Digital sensing faces challenges in developing sustainable methods to extend the applicability of customized e-noses to complex body odor volatilome (BOV). To address this challenge, we developed MORE-ML, a computational framework that integrates quantum-mechanical (QM) property data of e-nose molecular building blocks with machine learning (ML) methods to predict sensing-relevant properties. Within this framework, we expanded our previous dataset, MORE-Q, to MORE-QX by sampling a larger conformational space of interactions between BOV molecules and mucin-derived receptors. This dataset provides extensive electronic binding features (BFs) computed upon BOV adsorption. Analysis of MORE-QX property space revealed weak correlations between QM properties of building blocks and resulting BFs. Leveraging this observation, we defined electronic descriptors of building blocks as inputs for tree-based ML models to predict BFs. Benchmarking showed CatBoost models outperform alternatives, especially in transferability to unseen compounds. Explainable AI methods further highlighted which QM properties most influence BF predictions. Collectively, MORE-ML combines QM insights with ML to provide mechanistic understanding and rational design principles for molecular receptors in BOV sensing. This approach establishes a foundation for advancing artificial sensing materials capable of analyzing complex odor mixtures, bridging the gap between molecular-level computations and practical e-nose applications.
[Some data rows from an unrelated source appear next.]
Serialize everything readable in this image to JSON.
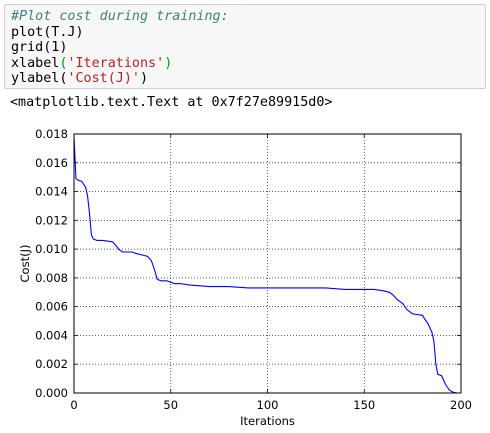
{
  "code_cell": {
    "lines": [
      [
        {
          "t": "#Plot cost during training:",
          "c": "cm-comment"
        }
      ],
      [
        {
          "t": "plot(T.J)",
          "c": "cm-var"
        }
      ],
      [
        {
          "t": "grid(1)",
          "c": "cm-var"
        }
      ],
      [
        {
          "t": "xlabel",
          "c": "cm-var"
        },
        {
          "t": "(",
          "c": "cm-paren-hl"
        },
        {
          "t": "'Iterations'",
          "c": "cm-str"
        },
        {
          "t": ")",
          "c": "cm-paren-hl"
        }
      ],
      [
        {
          "t": "ylabel(",
          "c": "cm-var"
        },
        {
          "t": "'Cost(J)'",
          "c": "cm-str"
        },
        {
          "t": ")",
          "c": "cm-var"
        }
      ]
    ]
  },
  "output_text": "<matplotlib.text.Text at 0x7f27e89915d0>",
  "chart_data": {
    "type": "line",
    "title": "",
    "xlabel": "Iterations",
    "ylabel": "Cost(J)",
    "xlim": [
      0,
      200
    ],
    "ylim": [
      0.0,
      0.018
    ],
    "grid": true,
    "line_color": "#0000ff",
    "xticks": [
      0,
      50,
      100,
      150,
      200
    ],
    "yticks": [
      0.0,
      0.002,
      0.004,
      0.006,
      0.008,
      0.01,
      0.012,
      0.014,
      0.016,
      0.018
    ],
    "ytick_labels": [
      "0.000",
      "0.002",
      "0.004",
      "0.006",
      "0.008",
      "0.010",
      "0.012",
      "0.014",
      "0.016",
      "0.018"
    ],
    "x": [
      0,
      1,
      2,
      4,
      6,
      7,
      8,
      9,
      10,
      12,
      15,
      20,
      22,
      23,
      25,
      28,
      30,
      32,
      35,
      38,
      40,
      42,
      43,
      45,
      48,
      50,
      52,
      55,
      60,
      70,
      80,
      90,
      100,
      110,
      120,
      130,
      140,
      150,
      155,
      160,
      163,
      165,
      167,
      170,
      172,
      175,
      180,
      183,
      185,
      186,
      187,
      188,
      190,
      192,
      194,
      196,
      198,
      200
    ],
    "y": [
      0.0178,
      0.0149,
      0.0148,
      0.0147,
      0.0143,
      0.0137,
      0.0125,
      0.011,
      0.0107,
      0.0106,
      0.0106,
      0.0105,
      0.0102,
      0.01,
      0.0098,
      0.0098,
      0.0098,
      0.0097,
      0.0096,
      0.0095,
      0.0092,
      0.0084,
      0.0079,
      0.0078,
      0.0078,
      0.0077,
      0.0076,
      0.0076,
      0.0075,
      0.0074,
      0.0074,
      0.0073,
      0.0073,
      0.0073,
      0.0073,
      0.0073,
      0.0072,
      0.0072,
      0.0072,
      0.0071,
      0.007,
      0.0068,
      0.0065,
      0.0062,
      0.0058,
      0.0055,
      0.0054,
      0.0048,
      0.0042,
      0.0036,
      0.002,
      0.0013,
      0.0012,
      0.0006,
      0.0002,
      5e-05,
      0.0,
      0.0
    ]
  }
}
翻译：数字传感领域面临一项挑战：需要开发可持续的方法，将定制化电子鼻的适用范围扩展至复杂人体气味挥发组。为应对这一挑战，我们开发了MORE-ML计算框架，该框架将电子鼻分子构建单元的量子力学特性数据与机器学习方法相结合，以预测传感相关性能。在此框架内，我们通过扩大人体气味挥发组分子与粘蛋白衍生受体相互作用的构象空间采样，将原有数据集MORE-Q扩展为MORE-QX。该数据集提供了基于人体气味挥发组吸附计算获得的大量电子结合特征。对MORE-QX特性空间的分析显示，构建单元的量子力学特性与最终结合特征之间仅存在弱相关性。基于这一发现，我们将构建单元的电子描述符定义为树基机器学习模型的输入参数，用于预测结合特征。基准测试表明CatBoost模型性能优于其他模型，尤其在未知化合物的迁移预测能力方面表现突出。可解释人工智能方法进一步揭示了哪些量子力学特性对结合特征预测最具影响力。总体而言，MORE-ML通过融合量子力学洞见与机器学习技术，为人体气味挥发组传感中的分子受体提供了机理理解与理性设计原则。该方法为开发能够分析复杂气味混合物的先进仿生传感材料奠定了基础，在分子层面计算与实际电子鼻应用之间架起了桥梁。